I'm still enjoying my break on a tropical island somewhere nice and warm, so don't mind me. After all, I can't be sipping suds and watching the
tide roll in while replying here.
Still... Our OP is Asgard, eh? That's worth coming back from break for a minute.
Okay OP.. So you want to build a website and make it a good one. At the same time, you don't want to wind up like the joke punchlines in the web
design commercials for those who DIY it and end up months later, buried in books and pulling their hair out.
Well.. I have two paths you can take and look like you know what you're doing. long before you feel that way with any confidence.
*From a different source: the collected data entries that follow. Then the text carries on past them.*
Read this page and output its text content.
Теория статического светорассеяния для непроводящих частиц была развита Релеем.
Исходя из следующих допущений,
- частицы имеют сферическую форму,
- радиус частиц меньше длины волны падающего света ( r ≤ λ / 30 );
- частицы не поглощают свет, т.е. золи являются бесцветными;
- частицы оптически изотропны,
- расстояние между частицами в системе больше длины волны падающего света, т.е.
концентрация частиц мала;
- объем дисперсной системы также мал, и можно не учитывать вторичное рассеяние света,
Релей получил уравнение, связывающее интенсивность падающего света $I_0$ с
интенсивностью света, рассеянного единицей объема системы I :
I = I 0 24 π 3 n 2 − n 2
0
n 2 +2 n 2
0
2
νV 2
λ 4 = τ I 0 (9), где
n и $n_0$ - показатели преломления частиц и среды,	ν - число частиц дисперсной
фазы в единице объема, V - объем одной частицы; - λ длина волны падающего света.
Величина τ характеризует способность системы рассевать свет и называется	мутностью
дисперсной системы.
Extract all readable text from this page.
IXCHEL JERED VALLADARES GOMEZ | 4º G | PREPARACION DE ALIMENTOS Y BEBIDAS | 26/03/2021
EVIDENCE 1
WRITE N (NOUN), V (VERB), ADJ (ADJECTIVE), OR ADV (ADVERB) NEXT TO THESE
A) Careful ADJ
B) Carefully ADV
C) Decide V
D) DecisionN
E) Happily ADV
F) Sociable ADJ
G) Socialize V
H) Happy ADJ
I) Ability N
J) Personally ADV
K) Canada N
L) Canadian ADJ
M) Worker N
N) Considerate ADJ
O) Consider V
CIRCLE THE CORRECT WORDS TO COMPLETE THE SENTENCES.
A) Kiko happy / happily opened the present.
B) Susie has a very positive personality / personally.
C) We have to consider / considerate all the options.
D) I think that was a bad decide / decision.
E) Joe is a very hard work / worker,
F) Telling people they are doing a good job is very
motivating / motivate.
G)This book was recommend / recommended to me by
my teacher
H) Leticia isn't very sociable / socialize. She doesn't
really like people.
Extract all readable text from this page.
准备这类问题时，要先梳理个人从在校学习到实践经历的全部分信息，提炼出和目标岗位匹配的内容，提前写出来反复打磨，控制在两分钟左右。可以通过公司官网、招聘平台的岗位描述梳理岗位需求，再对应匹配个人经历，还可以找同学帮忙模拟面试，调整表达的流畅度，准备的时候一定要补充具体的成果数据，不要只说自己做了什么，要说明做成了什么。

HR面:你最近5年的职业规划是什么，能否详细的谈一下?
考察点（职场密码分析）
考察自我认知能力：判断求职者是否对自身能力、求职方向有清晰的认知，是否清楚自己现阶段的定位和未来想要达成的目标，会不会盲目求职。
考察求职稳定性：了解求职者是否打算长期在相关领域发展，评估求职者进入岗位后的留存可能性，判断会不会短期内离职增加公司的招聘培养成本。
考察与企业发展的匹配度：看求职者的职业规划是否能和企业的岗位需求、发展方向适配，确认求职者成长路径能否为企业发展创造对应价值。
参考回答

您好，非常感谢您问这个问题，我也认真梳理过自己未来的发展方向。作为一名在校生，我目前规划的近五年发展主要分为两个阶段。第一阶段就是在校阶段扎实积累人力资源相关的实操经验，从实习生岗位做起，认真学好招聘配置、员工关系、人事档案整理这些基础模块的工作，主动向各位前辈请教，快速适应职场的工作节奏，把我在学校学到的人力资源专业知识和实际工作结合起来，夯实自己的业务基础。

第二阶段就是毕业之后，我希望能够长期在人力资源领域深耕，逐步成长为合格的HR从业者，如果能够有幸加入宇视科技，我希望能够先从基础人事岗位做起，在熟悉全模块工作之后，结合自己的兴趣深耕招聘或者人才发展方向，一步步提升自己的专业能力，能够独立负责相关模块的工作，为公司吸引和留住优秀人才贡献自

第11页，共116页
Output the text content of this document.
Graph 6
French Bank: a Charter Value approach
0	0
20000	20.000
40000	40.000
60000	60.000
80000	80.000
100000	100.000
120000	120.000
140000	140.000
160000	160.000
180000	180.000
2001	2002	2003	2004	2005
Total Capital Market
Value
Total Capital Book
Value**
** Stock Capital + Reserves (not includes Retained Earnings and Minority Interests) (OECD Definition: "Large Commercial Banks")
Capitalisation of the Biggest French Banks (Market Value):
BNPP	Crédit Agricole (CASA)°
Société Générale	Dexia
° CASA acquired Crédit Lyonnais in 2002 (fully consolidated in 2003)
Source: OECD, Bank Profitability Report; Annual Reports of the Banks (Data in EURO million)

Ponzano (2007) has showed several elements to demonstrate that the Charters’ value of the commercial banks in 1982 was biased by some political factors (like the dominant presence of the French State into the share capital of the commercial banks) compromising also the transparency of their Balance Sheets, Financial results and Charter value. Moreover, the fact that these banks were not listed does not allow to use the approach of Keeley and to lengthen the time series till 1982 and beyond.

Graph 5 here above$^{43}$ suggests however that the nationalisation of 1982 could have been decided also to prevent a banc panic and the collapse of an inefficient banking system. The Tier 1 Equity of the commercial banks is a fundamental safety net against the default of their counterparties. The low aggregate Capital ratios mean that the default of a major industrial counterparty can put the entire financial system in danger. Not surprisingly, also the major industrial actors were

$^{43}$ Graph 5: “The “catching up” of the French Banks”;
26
#1. Site in a Can ..or.. CMS....or specifically,
Joomla 3.
UPSIDES:
I've run and/or been involved with building several sites on the Joomla structure. It's advantages are that you can start out building a quality,
interactive web site without any serious troubles. It's modular, like Wordpress and others ...with extensions. It's different though, in that User
Access Control. Administration and general framework/infrastructure IS the package.....and not a side effect of it, to make your gadgets run.
Joomla can be a 5 page business card site or....One of MTV's major online properties runs on a version of it. Other sites one may never suspect
...run Joomla. (I made this CMS the topic of a term project/presentation in my Networking 101 course awhile back, for how I picked up the trivia) It
can be that 5 page simple thing, or it can be a monument to time spent, coding learned and great online things created. They aren't mutually exlusive
and you can start small while seamlessly working up to something much larger.
DOWNSIDES:
Joomla is a software package. Not a site builder. It requires installation and leaves quite a footprint for all it's doing to run the site with near
idiot proof levels of automation, as desired. That means it has server overhead. I.E. LAG... and in layman's terms.
It's slow. It's not Dial
up slow, of course. After all, Joomla is one of the most successful free (open source) software packages out there right now for high interactive
design in it's class. Expect a 1-1.5 second speed penalty for the load/creation of pages on the fly, as Joomla does.
Joomla is also NOT portable the way other solutions are. If you need the MAJOR infrastructure and raw power Joomla brings to the table, none of the
downsides will outweigh that need. I still use it myself on some things. If you do not need the power though? It can be more a pain than any help for
a site where it's total overkill.
#2. It's a Site Maker without coding...and it WORKS!
WYSIWYG Web Builder 8
Now this suggestion I bring from years of trying different things to never find what I really wanted or needed in making a custom site quickly, with
power and interactivity I have 110% control over the placement and function of.
UPSIDES:
First, WB-8 is NOT Muse, a Front Page spin off or some cheesy local version of the site making software that so many hosts have now. All the site
design packages I've ever tried before this one were failures on some level. Either I needed to use enough coding anyway to make the time saving
nature of the WYSIWYG features a moot point (Dreamweaver comes to mind here) or it's SO easy, any idiot could do it at the first sitting ...and you
have a Front Page website that is SO distinct by it's sheer cheesy appearance, you'll attract more mice than visitors.
WB-8 is similar to Joomla in one way. It's as simple or as extremely complex as you want to make it or learn to use it. I can have a multi-page, live
feed and interactive site up and going inside a couple hours and looking very solid for the effort. That's without using any of what I've really
spent time to learn in making the software sing.
It's 100% drag/drop with the same coordinate based absolute positioning (during the design phase) as any Adobe design software. it also has the
locking feature while STILL leaving the object editable on the page. (Designers should appreciate that little quirk)
MOST importantly for most of the stuff I do? It does all this AND it's portable. You make it 100% local on your machine then upload. That makes
restoring the site to a new sever as quick as DNS propagation updating on the change of IP. Actually moving the SITE between servers is upload time.
...unlike Joomla and others.
Anyway.. Hope that helps in advice from having used both options extensively. Good luck on your site!